The presta can be used on glass stoves apparently. Something to do with flat bottom, I have gas so I have no experience with that.

Even though I have 2 canners and 1 smaller cooker I fight the urge to get that one. 

Tomorrow I'm going to can a couple of whole chickens. The couple I did last time were the best chicken and stock I've ever had.

I've got bunches of empty jars from a big venison season a couple years ago that need filling. This thread has inspired me. 
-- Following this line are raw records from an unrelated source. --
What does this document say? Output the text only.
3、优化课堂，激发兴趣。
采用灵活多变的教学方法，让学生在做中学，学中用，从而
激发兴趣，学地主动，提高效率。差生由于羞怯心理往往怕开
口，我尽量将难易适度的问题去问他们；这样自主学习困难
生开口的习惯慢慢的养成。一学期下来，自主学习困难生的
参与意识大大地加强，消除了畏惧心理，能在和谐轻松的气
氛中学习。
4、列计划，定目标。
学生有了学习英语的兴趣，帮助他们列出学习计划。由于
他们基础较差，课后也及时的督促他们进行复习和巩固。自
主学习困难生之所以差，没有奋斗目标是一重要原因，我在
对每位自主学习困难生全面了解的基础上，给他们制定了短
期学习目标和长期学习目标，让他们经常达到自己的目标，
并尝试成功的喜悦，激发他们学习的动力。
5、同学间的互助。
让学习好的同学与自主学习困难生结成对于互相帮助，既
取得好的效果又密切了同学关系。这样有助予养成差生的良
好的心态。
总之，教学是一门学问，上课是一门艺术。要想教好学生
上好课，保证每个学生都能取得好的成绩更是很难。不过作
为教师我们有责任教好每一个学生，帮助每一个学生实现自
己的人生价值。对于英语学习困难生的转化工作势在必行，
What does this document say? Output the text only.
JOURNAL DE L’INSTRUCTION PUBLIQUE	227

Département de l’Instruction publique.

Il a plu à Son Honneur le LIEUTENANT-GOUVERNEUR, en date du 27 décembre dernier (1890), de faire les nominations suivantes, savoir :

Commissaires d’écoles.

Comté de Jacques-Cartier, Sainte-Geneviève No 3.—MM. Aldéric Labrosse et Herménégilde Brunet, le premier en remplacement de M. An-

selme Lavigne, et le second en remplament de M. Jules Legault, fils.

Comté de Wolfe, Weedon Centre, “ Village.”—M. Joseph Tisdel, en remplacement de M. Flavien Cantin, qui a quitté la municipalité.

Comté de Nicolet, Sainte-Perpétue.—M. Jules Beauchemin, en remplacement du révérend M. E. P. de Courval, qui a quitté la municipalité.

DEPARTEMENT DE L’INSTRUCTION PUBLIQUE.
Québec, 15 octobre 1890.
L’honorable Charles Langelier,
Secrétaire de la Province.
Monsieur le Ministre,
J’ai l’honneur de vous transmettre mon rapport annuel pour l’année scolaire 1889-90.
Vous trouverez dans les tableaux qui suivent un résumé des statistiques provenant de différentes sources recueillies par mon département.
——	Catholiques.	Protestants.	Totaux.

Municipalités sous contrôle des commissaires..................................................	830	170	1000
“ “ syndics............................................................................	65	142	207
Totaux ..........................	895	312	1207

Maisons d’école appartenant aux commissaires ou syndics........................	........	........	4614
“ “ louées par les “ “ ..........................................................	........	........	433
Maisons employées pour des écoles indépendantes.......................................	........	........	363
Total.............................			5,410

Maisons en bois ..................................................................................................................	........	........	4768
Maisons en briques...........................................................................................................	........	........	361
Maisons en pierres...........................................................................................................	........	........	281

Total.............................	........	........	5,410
Here is a pic of my pantry room a few years ago. It's so nice to open a jar of delicious meat, already cooked and tender. 

Attachment Attached File
Link Posted: 12/7/2016 8:17:32 PM EST
I use a Presto 23-Quart that was my father in laws.

It works great with only having to replace the lid seal due to dry rot.
Link Posted: 12/7/2016 9:05:55 PM EST
[Last Edit: 12/7/2016 11:40:09 PM EST by Threefingers]
Good bump...I read the canning guide (its mostly recipes) over the weekend and ordered a presto, this doesn't look difficult at all.
Link Posted: 12/8/2016 5:07:39 PM EST
Make sure and get that 3 part regulator. I don't know why they just don't come with that part. 

Otherwise, depending on the altitude you live at, you'll have to keep checking the gauge to confirm its at 10lbs, not below 10lbs, but not 15lbs. Not that it would be dangerous at 15lbs, some things might overcook though.
Link Posted: 12/8/2016 5:19:27 PM EST
I use a Presto 23 quart, and it works fine.